Commission for the "Neurosciences: Sensorimotor Activity in Human Beings and Machines"

Sensorimotor studies examine the question of how sensory information from the eyes, sense of equilibrium, skin and muscles is detected, interpreted and then transformed into motor activity to fulfil a certain purpose and aim. The laws that govern sensorimotor control in biological and technical systems are closely related. Interdisciplinary cooperation between technology, medicine and industry can therefore establish interconnections between structure and function, biology and computer modelling, medicine and technology. The task of the Commission, which was founded in 2001, is to bring together and support the various elements of sensorimotor research.

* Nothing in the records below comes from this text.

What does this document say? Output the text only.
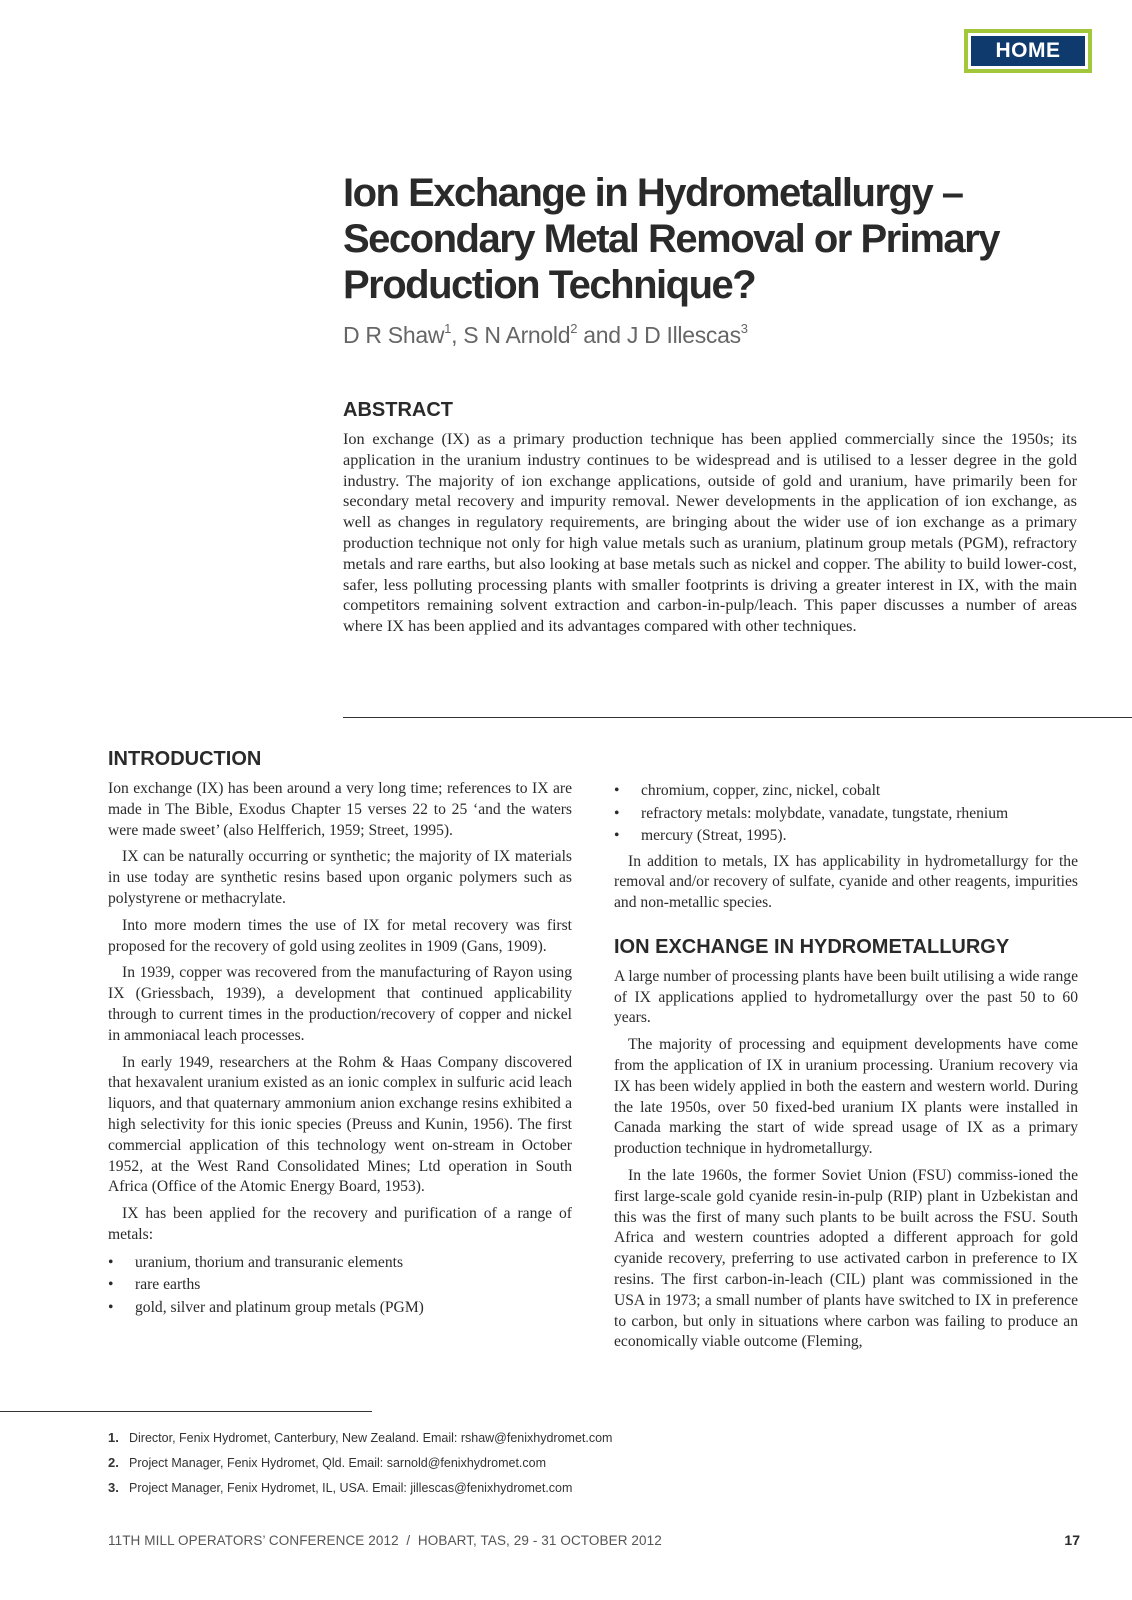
HOME
Ion Exchange in Hydrometallurgy –
Secondary Metal Removal or Primary
Production Technique?
D R Shaw$^1$, S N Arnold$^2$ and J D Illescas$^3$
ABSTRACT

Ion exchange (IX) as a primary production technique has been applied commercially since the 1950s; its application in the uranium industry continues to be widespread and is utilised to a lesser degree in the gold industry. The majority of ion exchange applications, outside of gold and uranium, have primarily been for secondary metal recovery and impurity removal. Newer developments in the application of ion exchange, as well as changes in regulatory requirements, are bringing about the wider use of ion exchange as a primary production technique not only for high value metals such as uranium, platinum group metals (PGM), refractory metals and rare earths, but also looking at base metals such as nickel and copper. The ability to build lower-cost, safer, less polluting processing plants with smaller footprints is driving a greater interest in IX, with the main competitors remaining solvent extraction and carbon-in-pulp/leach. This paper discusses a number of areas where IX has been applied and its advantages compared with other techniques.

INTRODUCTION

Ion exchange (IX) has been around a very long time; references to IX are made in The Bible, Exodus Chapter 15 verses 22 to 25 ‘and the waters were made sweet’ (also Helfferich, 1959; Street, 1995).

IX can be naturally occurring or synthetic; the majority of IX materials in use today are synthetic resins based upon organic polymers such as polystyrene or methacrylate.

Into more modern times the use of IX for metal recovery was first proposed for the recovery of gold using zeolites in 1909 (Gans, 1909).

In 1939, copper was recovered from the manufacturing of Rayon using IX (Griessbach, 1939), a development that continued applicability through to current times in the production/recovery of copper and nickel in ammoniacal leach processes.

In early 1949, researchers at the Rohm & Haas Company discovered that hexavalent uranium existed as an ionic complex in sulfuric acid leach liquors, and that quaternary ammonium anion exchange resins exhibited a high selectivity for this ionic species (Preuss and Kunin, 1956). The first commercial application of this technology went on-stream in October 1952, at the West Rand Consolidated Mines; Ltd operation in South Africa (Office of the Atomic Energy Board, 1953).

IX has been applied for the recovery and purification of a range of metals:

• uranium, thorium and transuranic elements
• rare earths
• gold, silver and platinum group metals (PGM)
• chromium, copper, zinc, nickel, cobalt
• refractory metals: molybdate, vanadate, tungstate, rhenium
• mercury (Streat, 1995).

In addition to metals, IX has applicability in hydrometallurgy for the removal and/or recovery of sulfate, cyanide and other reagents, impurities and non-metallic species.

ION EXCHANGE IN HYDROMETALLURGY

A large number of processing plants have been built utilising a wide range of IX applications applied to hydrometallurgy over the past 50 to 60 years.

The majority of processing and equipment developments have come from the application of IX in uranium processing. Uranium recovery via IX has been widely applied in both the eastern and western world. During the late 1950s, over 50 fixed-bed uranium IX plants were installed in Canada marking the start of wide spread usage of IX as a primary production technique in hydrometallurgy.

In the late 1960s, the former Soviet Union (FSU) commiss-ioned the first large-scale gold cyanide resin-in-pulp (RIP) plant in Uzbekistan and this was the first of many such plants to be built across the FSU. South Africa and western countries adopted a different approach for gold cyanide recovery, preferring to use activated carbon in preference to IX resins. The first carbon-in-leach (CIL) plant was commissioned in the USA in 1973; a small number of plants have switched to IX in preference to carbon, but only in situations where carbon was failing to produce an economically viable outcome (Fleming,

1. Director, Fenix Hydromet, Canterbury, New Zealand. Email: rshaw@fenixhydromet.com
2. Project Manager, Fenix Hydromet, Qld. Email: sarnold@fenixhydromet.com
3. Project Manager, Fenix Hydromet, IL, USA. Email: jillescas@fenixhydromet.com
11TH MILL OPERATORS’ CONFERENCE 2012  /  HOBART, TAS, 29 - 31 OCTOBER 2012	17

2006 was a significant year in the development of a Bavarian Research Centre for the Neurosciences. The "Munich Center for Neurosciences – Brain and Mind" was established in Großhadern and Martinsried within the framework of "LMU innovativ" (coordinator: Benedikt Grothe; deputy: Thomas Brandt). Its purpose is to integrate the neurosciences in Munich and surmount the traditional barriers between the natural sciences, the social sciences, and the humanities. Three new university chairs will be established: for Computational Neurosciences (to strengthen the Bernstein Center for Computational Neuroscience supported by the DFG), for functional imaging in cognitive neurosciences, and for neurophilosophy.

Within the framework of the Elite study programmes in Bavaria the "Master of Neurosciences" was established, and within the framework of the Excellence Initiative, the "Graduate School of Systemic Neurosciences", a central link connecting the training systems both vertically and horizontally. The involvement of both universities in Munich, the Max-Planck-Institute for Neurobiology and the Helmholtz Center means that Munich is becoming a major international centre for the neurosciences.

 

Künstliche 4-Finger-Hand mit 12 Bewegungsfreigraden

A new confidence-inspiring generation of robots that are modeled on the human being: an artificial hand with four fingers with twelve degress of freedom together with a lightweight robot with seven degrees of freedom.